I am beginning to think that FDR's speech writer was merely aiming for motivation when he told him to say, "the only thing we have to fear is fear itself". I am learning that this is something much easier said than done as there haven't been many things that I am honestly afraid of or at least admitted that make me feel this fear emotion.

/deep breath

I feel like my instincts are tuned wrong. I get the feeling and it usually turns out to be the opposite. I try to tune in, I try to listen, but it doesn't seem to to any good. Either something is off or I am extrordinarily gullible. Either is possible, but it is in a time like this that I am also reminded of a quote from High Fidelity. "Frankly speaking, I've come to the conclusion that my guts have shit for brains."

/deeper breath

There are so many trite things to say about any situation that presents a challenge and most of them can and should be applied. I am just SO nervous and scared. Maybe this is a good thing? Maybe anyone who can make me feel emotion this moving is noteworthy. Most of my insecurities are stemming from the amount of similarities that I see between current and past. My fear is messing with my head to the point that I am beginning to trip a bit. Everything was perfect. I couldn't have asked for anything more except maybe time. Every preconception and fear that I had going into it was at 100% devalidated. Yet here I am villianizing something that it is likely doesn't deserve to be villianized.
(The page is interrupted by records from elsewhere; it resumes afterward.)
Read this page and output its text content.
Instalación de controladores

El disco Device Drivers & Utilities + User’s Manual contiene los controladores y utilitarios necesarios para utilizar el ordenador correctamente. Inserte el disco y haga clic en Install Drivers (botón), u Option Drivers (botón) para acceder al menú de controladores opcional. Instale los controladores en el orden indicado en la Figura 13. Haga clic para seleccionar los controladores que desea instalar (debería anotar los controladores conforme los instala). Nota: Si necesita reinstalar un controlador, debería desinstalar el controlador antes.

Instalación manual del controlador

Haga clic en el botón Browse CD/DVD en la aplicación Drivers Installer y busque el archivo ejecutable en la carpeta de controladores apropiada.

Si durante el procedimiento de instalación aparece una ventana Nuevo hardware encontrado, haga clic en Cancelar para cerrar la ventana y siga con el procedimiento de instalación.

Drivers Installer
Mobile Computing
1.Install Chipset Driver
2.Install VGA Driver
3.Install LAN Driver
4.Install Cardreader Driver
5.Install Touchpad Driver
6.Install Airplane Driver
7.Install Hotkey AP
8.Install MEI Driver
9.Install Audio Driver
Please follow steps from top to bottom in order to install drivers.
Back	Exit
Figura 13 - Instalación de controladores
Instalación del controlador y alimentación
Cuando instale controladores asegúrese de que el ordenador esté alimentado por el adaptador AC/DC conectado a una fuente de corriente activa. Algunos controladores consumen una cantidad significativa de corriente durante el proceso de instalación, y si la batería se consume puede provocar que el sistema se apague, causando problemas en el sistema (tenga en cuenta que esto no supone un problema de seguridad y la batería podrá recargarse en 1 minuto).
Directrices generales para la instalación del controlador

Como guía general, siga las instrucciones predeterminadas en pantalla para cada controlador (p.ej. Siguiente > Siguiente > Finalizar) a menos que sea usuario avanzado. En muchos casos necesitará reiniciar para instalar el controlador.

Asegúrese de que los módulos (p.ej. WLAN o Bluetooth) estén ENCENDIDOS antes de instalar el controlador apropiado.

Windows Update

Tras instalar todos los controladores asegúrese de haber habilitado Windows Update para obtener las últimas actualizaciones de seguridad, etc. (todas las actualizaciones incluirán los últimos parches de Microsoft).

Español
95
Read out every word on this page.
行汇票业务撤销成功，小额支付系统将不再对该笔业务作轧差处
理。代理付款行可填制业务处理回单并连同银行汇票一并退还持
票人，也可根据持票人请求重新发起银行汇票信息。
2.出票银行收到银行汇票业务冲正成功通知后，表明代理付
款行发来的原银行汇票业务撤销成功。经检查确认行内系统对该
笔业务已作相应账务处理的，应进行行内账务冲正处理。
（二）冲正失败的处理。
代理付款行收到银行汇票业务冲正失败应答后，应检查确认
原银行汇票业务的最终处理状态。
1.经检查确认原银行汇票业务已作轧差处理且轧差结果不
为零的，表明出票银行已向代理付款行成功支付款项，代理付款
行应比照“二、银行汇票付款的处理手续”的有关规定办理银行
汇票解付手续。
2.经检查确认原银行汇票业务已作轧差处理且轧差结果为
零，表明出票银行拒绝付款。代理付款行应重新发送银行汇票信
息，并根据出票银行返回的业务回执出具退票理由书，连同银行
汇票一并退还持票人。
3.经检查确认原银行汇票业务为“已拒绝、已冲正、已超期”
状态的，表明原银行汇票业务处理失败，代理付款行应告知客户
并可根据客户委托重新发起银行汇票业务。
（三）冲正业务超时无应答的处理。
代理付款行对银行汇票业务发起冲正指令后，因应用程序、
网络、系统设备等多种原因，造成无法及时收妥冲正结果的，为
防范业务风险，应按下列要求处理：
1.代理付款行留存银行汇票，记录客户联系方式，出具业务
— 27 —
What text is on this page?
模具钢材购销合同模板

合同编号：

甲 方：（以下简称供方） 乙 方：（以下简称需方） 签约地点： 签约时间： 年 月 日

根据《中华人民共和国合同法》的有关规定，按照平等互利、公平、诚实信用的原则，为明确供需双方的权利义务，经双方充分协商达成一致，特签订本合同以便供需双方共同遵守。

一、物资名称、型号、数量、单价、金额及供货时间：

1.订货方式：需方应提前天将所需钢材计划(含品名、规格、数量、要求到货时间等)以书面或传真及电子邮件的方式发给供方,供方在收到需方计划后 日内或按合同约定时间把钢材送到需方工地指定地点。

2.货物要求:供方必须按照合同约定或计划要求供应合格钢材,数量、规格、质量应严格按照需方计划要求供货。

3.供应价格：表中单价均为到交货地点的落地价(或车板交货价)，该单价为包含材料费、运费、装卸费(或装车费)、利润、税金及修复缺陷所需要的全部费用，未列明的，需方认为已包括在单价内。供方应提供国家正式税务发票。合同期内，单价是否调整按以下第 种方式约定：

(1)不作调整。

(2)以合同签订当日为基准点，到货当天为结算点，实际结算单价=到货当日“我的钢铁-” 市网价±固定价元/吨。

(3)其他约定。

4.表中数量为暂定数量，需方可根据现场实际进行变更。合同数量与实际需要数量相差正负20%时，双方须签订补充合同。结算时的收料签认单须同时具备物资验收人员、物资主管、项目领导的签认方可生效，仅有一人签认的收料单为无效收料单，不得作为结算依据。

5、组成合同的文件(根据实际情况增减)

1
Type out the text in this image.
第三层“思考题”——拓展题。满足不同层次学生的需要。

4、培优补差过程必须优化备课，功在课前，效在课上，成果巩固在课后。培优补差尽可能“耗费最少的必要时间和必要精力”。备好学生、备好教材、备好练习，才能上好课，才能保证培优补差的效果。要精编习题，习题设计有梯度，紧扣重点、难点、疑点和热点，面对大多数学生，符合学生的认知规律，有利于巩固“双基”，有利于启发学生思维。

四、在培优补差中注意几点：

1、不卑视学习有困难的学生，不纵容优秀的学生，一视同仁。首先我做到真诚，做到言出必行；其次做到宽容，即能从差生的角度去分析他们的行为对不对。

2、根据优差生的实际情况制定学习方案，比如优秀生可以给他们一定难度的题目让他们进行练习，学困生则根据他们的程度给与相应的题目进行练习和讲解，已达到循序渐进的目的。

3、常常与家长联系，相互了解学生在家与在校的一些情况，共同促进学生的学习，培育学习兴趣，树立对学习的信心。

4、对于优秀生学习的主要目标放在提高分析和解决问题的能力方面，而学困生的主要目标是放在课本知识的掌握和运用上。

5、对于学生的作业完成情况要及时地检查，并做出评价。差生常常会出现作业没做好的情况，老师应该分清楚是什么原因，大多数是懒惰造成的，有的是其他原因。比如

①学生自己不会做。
I need to concentrate on myself. I need to take one day at a time and just let this unfold. I need to come back to all of my lessons that I have learned before in that I don't need to be in control of everything all of the time. As a believer in fate and destiny and all of that business, this is going to be what it is regardless. Any choices, anything that happens will. I need to stay grounded and trust MYSELF, something I have proven to have difficulties with. I have a good support system if I need it. It's going to be just fine either way the coin flips.